Hi, Are crimes and storms independent? I was expecting chi-square to tell me no, that a disproportionate number of crimes occur when there are storms. Where is my work incorrect? Thank you.
# Are crimes and storms independent?
df <- data.frame(no_crime=c(11,32), crime=c(40,167))
rownames(df) = c("no_storm", "storm")
df
chi <- chisq.test(df)
p <- chi$p.value
cat("p = ",round(p,3), "\n")
ifelse(p < .05, ("Reject the null hypothesis, and conclude that the two variables are in fact dependent."), ("Fail to reject the null hypothesis, and conclude that the two variables are in fact independent." ))

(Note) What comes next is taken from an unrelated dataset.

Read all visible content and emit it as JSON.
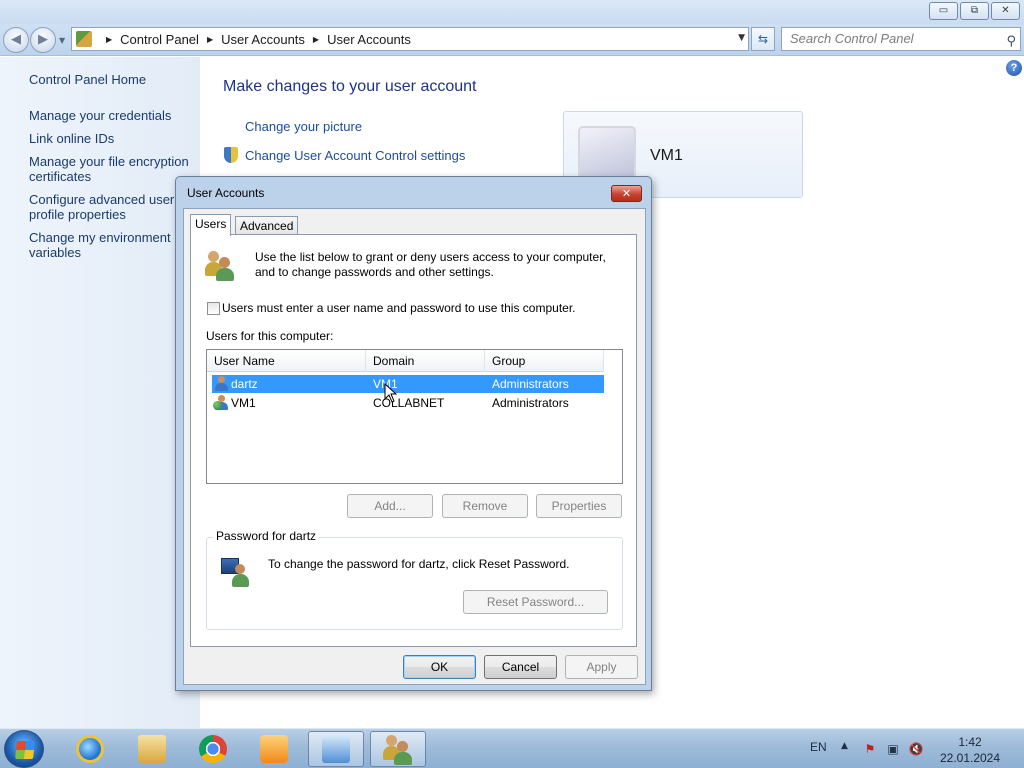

I am fascinated by your question. Looks like your R code is right. You pass a contingency table to chisq.test.
Two things. First, why do you expect a lower p-value? When there is no storm, there is no crime 11 times and crime 40 times. That’s about 20% no crime. When there is a storm, there is no crime 32 times and crime 167 times, about 15%. These are not that different, so the p-value of .472 seems to be accurate.
We can also debate if using a dichotomous cut-off for p-values is a good way to determine significance. Either way, the effect size matters as much or more than the p-value.
Tom, thanks for your note. Now that I think about it,
P(crime) = 207/250 = .828
P(storm) = 199/250 = .796
P(crime & storm) = 167/250 = .668
P(crime | storm) = P(crime & storm) / P(storm) = .668/.796 = .839, which is pretty close to P(crime) = .828, so I guess the variables are pretty close to independent.